In [None]:
from datascience import *
import numpy as np

%matplotlib inline
import matplotlib.pyplot as plots
plots.style.use('fivethirtyeight')
import warnings
warnings.simplefilter(action='ignore',category=np.VisibleDeprecationWarning)

## Part 1: Flight data: different sampling regimes ##

In [None]:
united = Table.read_table('united.csv')
united = united.with_column('Row', np.arange(united.num_rows)).move_to_start('Row')
united

In [None]:
# A deterministic sample
united.where('Destination', 'HNL')

In [None]:
# Another deterministic sample:
united.take(np.arange(42, united.num_rows, 100))

In [None]:
# A third deterministic sample:
united.take(make_array(15, 30, 35))

In [None]:
# A random sample: unpack what this code does!
start = np.random.choice(np.arange(100))
systematic_sample = united.take(np.arange(start, united.num_rows, 100))
systematic_sample

## Part 2: Empirical distribution for rolling a die ##

In [None]:
# Set up rolling a die
die = Table().with_columns('Face', np.arange(1, 7))
die

In [None]:
# Get a random sample from this
die.sample(10)

In [None]:
# Draw a histogram
die.hist()

In [None]:
# Ugh that's not very pretty; let's be careful about the bins
roll_bins = np.arange(0.5, 6.6, 1)
die.hist(bins=roll_bins)

In [None]:
# Now let's see what happens if we introduce randomness into this:

die.sample(10).hist(bins=roll_bins)

In [None]:
# Let's take a bigger sample:

die.sample(100).hist(bins=roll_bins)

In [None]:
# Let's do an even bigger one:

die.sample(10000).hist(bins=roll_bins)

## Part 3: Back to the flight data ##

In [None]:
united.hist('Delay', bins = np.arange(-20, 201, 10), unit = 'minute')

In [None]:
systematic_sample.hist('Delay', bins = np.arange(-20, 201, 10), unit = 'minute')

In [None]:
# Now a different random sample: choose 500 flights at random
sample_size = 500
united.sample(sample_size).hist('Delay', bins = np.arange(-20, 201, 10), unit = 'minute')

In [None]:
# Now introduce a STATISTIC
delay = np.average(united.column('Delay'))
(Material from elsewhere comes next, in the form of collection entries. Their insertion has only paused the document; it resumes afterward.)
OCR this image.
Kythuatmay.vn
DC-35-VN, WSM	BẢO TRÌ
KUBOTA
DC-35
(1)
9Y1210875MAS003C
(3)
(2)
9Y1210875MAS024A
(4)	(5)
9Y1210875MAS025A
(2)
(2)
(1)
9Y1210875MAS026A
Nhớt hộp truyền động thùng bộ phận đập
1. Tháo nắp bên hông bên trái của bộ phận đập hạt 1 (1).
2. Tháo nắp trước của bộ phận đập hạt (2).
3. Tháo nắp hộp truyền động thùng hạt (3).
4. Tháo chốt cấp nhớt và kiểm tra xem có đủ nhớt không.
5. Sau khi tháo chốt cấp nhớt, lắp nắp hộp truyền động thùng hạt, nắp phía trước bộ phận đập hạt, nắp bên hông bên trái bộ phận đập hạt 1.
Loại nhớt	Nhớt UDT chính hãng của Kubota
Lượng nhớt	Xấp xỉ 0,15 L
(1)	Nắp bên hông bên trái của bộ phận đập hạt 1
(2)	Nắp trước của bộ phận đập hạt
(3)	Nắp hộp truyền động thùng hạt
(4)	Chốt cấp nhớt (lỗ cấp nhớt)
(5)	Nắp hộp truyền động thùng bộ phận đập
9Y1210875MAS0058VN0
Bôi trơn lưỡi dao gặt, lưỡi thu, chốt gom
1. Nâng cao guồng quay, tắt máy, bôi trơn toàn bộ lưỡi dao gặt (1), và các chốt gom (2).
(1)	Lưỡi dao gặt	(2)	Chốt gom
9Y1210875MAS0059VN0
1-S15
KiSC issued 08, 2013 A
sample = united.sample(sample_size)
sample_delay = np.average(sample.column('Delay'))

print('Average delay', delay)
print('Sample average', sample_delay)

In [None]:
# Let's generate a bunch of sample averages instead:

def random_sample_average():
    return np.average(united.sample(500).column('Delay'))

sample_averages = make_array()

for _ in np.arange(1000):
    sample_averages = np.append(sample_averages, random_sample_average())

In [None]:
# Now make a table of the data!
sample_average_table = Table().with_columns('Sample average', sample_averages)
sample_average_table

In [None]:
# Now let's look at the distribution of the sample averages

sample_average_table.hist()
plots.scatter(delay, 0.10, color='red', s=300)